HOW DOES YOUR CUSTOMER LOYALTY STRATEGY MEASURE UP?

March 17, 2017

 

 

Harry Selfridge said it best, “Treat [the customer] as guests when they come and when they go, whether or not they buy. Give them all that can be given fairly, on the principle that ‘to him that giveth shall be given.” He knew a thing or two about customer loyalty, creating one of London’s largest department stores, but Harry never had to deal with the modern customer, the challenges he faced are very different than the ones of today. As businesses deal with customers in the connected world new challenges arise.

 

How does your business measure up in terms of customer loyalty? One way to know for sure is to think about your own shopping experiences. What would a business do to go above and beyond your expectations and make you want to shop there again? Think about your own shopping habits, how often are you loyal to one brand and one brand only? The truth is most brands are facing the same issue, customers are given endless choices and don’t often keep loyal to a single brand. Brands are now faced with the challenge of going above and beyond to build customer loyalty – one brand doing a fantastic job is Apple, many customers feel connected to the brand and choose to upgrade as new products launch. We’ve put together a few important things to consider when determining your perfect customer loyalty strategy.

 

THINK ABOUT HOW YOU COMMUNICATE WITH YOUR CUSTOMERS

 

It’s all about communication, or so everyone in the world says. It’s important to be easy to contact, especially if an issue arises. Social Media has become a modern form of customer service. If an experience goes badly – trust me it will be posted on social media. This can be a double edge sword for businesses, as positive engagement on social media can propel a brand forward and negative reviews can put brands back to square one.

 

DON’T PUSH YOUR PRODUCTS TOO HARD

 

When you think of overselling, the image of a door-to-door sales man or car sales person comes to mind – not exactly how customers generally like to be approached. Think about your own shopping experiences- can you pinpoint a time when a sales person came off too strongly in order to push for a sale? How did you respond? And most importantly, how did the sales experience effect your opinion of the brand?

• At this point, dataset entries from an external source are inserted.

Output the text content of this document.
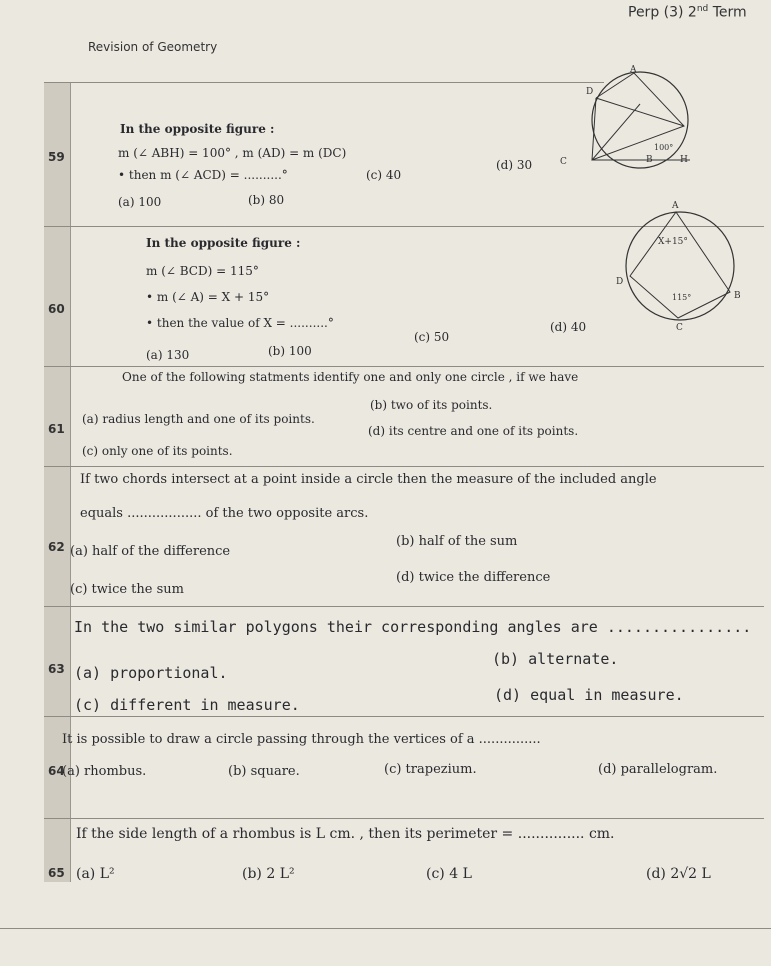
Perp (3) 2nd Term
Revision of Geometry
59
In the opposite figure :
m (∠ ABH) = 100° , m (AD) = m (DC)
• then m (∠ ACD) = ..........°
(a) 100	(b) 80
(c) 40
(d) 30
D
A
100°
C	B	H
60
In the opposite figure :
m (∠ BCD) = 115°
• m (∠ A) = X + 15°
• then the value of X = ..........°
(a) 130	(b) 100
(c) 50
(d) 40
A
X+15°
D
115°	B
C
61
One of the following statments identify one and only one circle , if we have
(a) radius length and one of its points.
(b) two of its points.
(c) only one of its points.
(d) its centre and one of its points.
62
If two chords intersect at a point inside a circle then the measure of the included angle
equals .................. of the two opposite arcs.
(a) half of the difference
(b) half of the sum
(c) twice the sum
(d) twice the difference
63
In the two similar polygons their corresponding angles are ................
(a) proportional.
(b) alternate.
(c) different in measure.
(d) equal in measure.
64
It is possible to draw a circle passing through the vertices of a ...............
(a) rhombus.	(b) square.	(c) trapezium.	(d) parallelogram.
65
If the side length of a rhombus is L cm. , then its perimeter = ............... cm.
(a) L²	(b) 2 L²	(c) 4 L	(d) 2√2 L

Many customers find their opinion of the company decreased after a bad sales experience and most chose to shop elsewhere to avoid a repeat of the past situation. Striking a balance between selling and overselling is key, especially if you want to increase sales and retain your customer base. You want to be on the mind of your customers, but the last thing you want is to be annoying and give them a sour taste when they think about your business.

 

OFFER LOYALTY PROGRAMS OR SAVINGS

 

Does it even need to be said?

Customer loyalty should be rewarded – offering a program to save your customers money or offer other rewards will make them want to come back again and again. Even British Gas have been embracing customer loyalty programs, they recently announced a £100 m customer loyalty scheme beginning in April.  Another strong example is Starbucks their customer loyalty program has increased sales and offers customers quick pick up options and free drinks. Adding a levels element to their customer loyalty program brings an extra competiton factor, Starbucks use a star system offering free drinks every 15 stars. That means for coffee addicts are able to move up levels to get to the gold ranking and reap extra benefits. 

 

TREAT CUSTOMERS LIKE FRIENDS

 

Growing up you were probably told to treat others as you would want to be treated and it’s true in business – treat your customers the way you would treat your family and friends. Do you know when their birthday is or is there a holiday coming up? Send them a card! It’s personal touches that really make the difference. Consider using big data as a way of uncovering marketing trends about your clients, connect on a level you wouldn't normally be able to. SME businesses have the benefit of being directly connected to customers who use your products and can speak to them on a different level than larger businesses. You can create experiences designed to peak the interest of your customers and plan your products and services around customer needs. Treating customers in a friendly way will go a very long way and greatly encourage customer loyalty.